Abstract by Mette Klitgaard Jensen

Oral drug delivery is the preferred route of drug administration. However, the development of new drug candidates is hampered by an increasing number of new chemical entities that exhibit poor solubility in water. The oral absorption of such drugs is limited by the solubility in the gastrointestinal tract. The drug development process includes in vitro characterization of the drug and drug delivery system followed by a preclinical study in animals such as rats. However, these in vitro studies often do not predict how the drug or drug delivery system behaves in vivo. Some suggest that the comparison fails as the in vitro studies are often performed simulating the human gastrointestinal tract rather than the gastrointestinal tract of the animal in which the in vivo study is conducted. Another theory is that the in vitro assessment of oral drug delivery systems often disregards the small intestinal mucus layer in the in vitro models, even though the oral drug formulation has to traverse the mucus layer in vivo to become absorbed in the small intestine after oral administration.
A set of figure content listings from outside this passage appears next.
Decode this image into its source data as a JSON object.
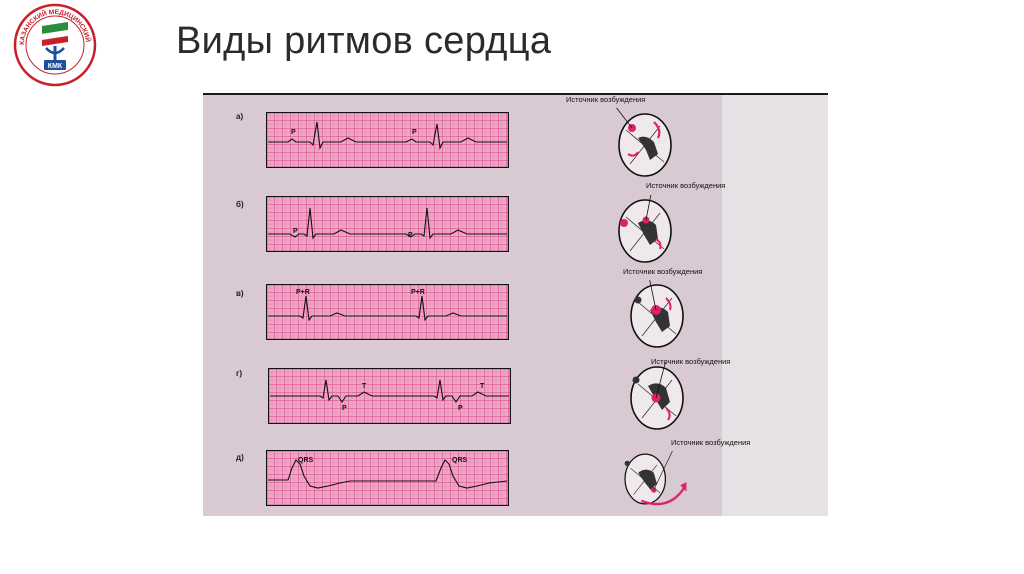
{
  "slide": {
    "title": "Виды ритмов сердца"
  },
  "logo": {
    "arc_text": "КАЗАНСКИЙ МЕДИЦИНСКИЙ КОЛЛЕДЖ",
    "monogram": "КМК"
  },
  "figure": {
    "rows": [
      {
        "letter": "а)",
        "source_label": "Источник возбуждения",
        "wave_labels": [
          "P",
          "P"
        ]
      },
      {
        "letter": "б)",
        "source_label": "Источник возбуждения",
        "wave_labels": [
          "P",
          "P"
        ]
      },
      {
        "letter": "в)",
        "source_label": "Источник возбуждения",
        "wave_labels": [
          "P+R",
          "P+R"
        ]
      },
      {
        "letter": "г)",
        "source_label": "Источник возбуждения",
        "wave_labels": [
          "T",
          "P",
          "T",
          "P"
        ]
      },
      {
        "letter": "д)",
        "source_label": "Источник возбуждения",
        "wave_labels": [
          "QRS",
          "QRS"
        ]
      }
    ]
  },
  "colors": {
    "ecg_paper": "#e9a7c6",
    "ecg_grid": "#e03a86",
    "figure_bg": "#d9c9d2",
    "heart_accent": "#e0206a"
  }
}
The current PhD project worked with the hypothesis that the mucus layer in the small intestine contains endogenous surfactants at levels that might benefit the oral absorption of poorly water-soluble drugs. To test this theory, the work of the project focused on firstly characterizing the conditions of the luminal fluids in different regions of the gastrointestinal tract of the rat relevant for the oral absorption of poorly water-soluble drugs; specifically the pH and concentrations of endogenous surfactants (bile salts, polar lipids, and neutral lipids). Secondly, the small intestinal mucus layer in the rat was characterized by focusing on the rheological properties, pH, and concentrations of proteins and endogenous surfactants. Lastly, the acquired knowledge of the rat small intestine was utilized to design media simulating the luminal fluids and mucus layer of four regions in the small intestine, i.e., the duodenum, proximal jejunum, mid jejunum, and ileum. The simulated media were then used to investigate whether the simulated regional differences of the small intestine affected the apparent solubility and permeation of the three model poorly water-soluble drugs, fenofibrate, griseofulvin, and dipyridamole.

In characterizing the properties of the luminal fluids, mainly two things became evident: Firstly, there are regional differences in the pH and concentrations of the endogenous surfactants in the gastrointestinal luminal fluids that would affect the absorption of poorly water-soluble drugs. For instance, the bile salt concentration increases until the mid-jejunum due to low bile salt reabsorption in this region and high water absorption. Secondly, the concentrations of endogenous surfactants were substantially higher than those previously reported in the human small intestine. This could explain why in vitro models using simulated human conditions to estimate oral drug absorption fail to predict the drug behavior in preclinical in vivo studies. 

The rheological properties of mucus displayed interregional differences in which the shear rate-dependent viscosity and storage and loss moduli of the two first sections were higher than the rest. The endogenous surfactants in the mucus layer of the small intestine were found to follow a similar trend of the regional differences as the luminal fluids. Compared to the luminal fluids, there were overall lower concentrations of bile salts and higher concentrations of fatty acids in the mucus. However, there was an overall higher concentration of surfactants in the mucus layer in the distal part of the small intestine than in the lumen, albeit the difference was not significant.

Eight media were designed to simulate the pH and concentrations of endogenous surfactants in the luminal fluids and mucus layer of the rat small intestine; i.e. rat simulated intestinal fluids (RaSIF) and rat simulated intestinal mucus (RaSIM) in the duodenum (D), proximal jejunum (PJ), mid jejunum (MJ), and ileum (I). RaSIM_D/PJ/MJ/I were further designed to reflect the rheological properties of the native mucus. The apparent solubility of the three drugs was all affected by the composition of the simulated media, especially the concentrations of endogenous surfactants. The permeation was evaluated in the mucus-phospholipid vesicle-based permeation assay. Only the flux of fenofibrate was observed to be affected by the interregional differences in the RaSIF_D/PJ/MJ/I and RaSIM_D/PJ/MJ/I, while the griseofulvin and dipyridamole flux across the barriers were unchanged between the different sections. The observed behavior of fenofibrate and griseofulvin seem to comply with previous studies of regional differences in oral absorption performed in rats and humans.

In conclusion, the work of this PhD thesis confirmed the presence of endogenous surfactants in the mucus layer of the small intestine at levels that might benefit the oral absorption of poorly water-soluble drugs. The PhD project had further expanded the understanding of the rat as a model for human oral absorption of poorly water-soluble drugs through the characterization of the gastrointestinal luminal fluids and small intestinal mucus layer of the rat. The work has led to the design of simulated media reflecting different regions of the rat small intestine, which can be used for species-specific in vitro models to improve the overall drug development process.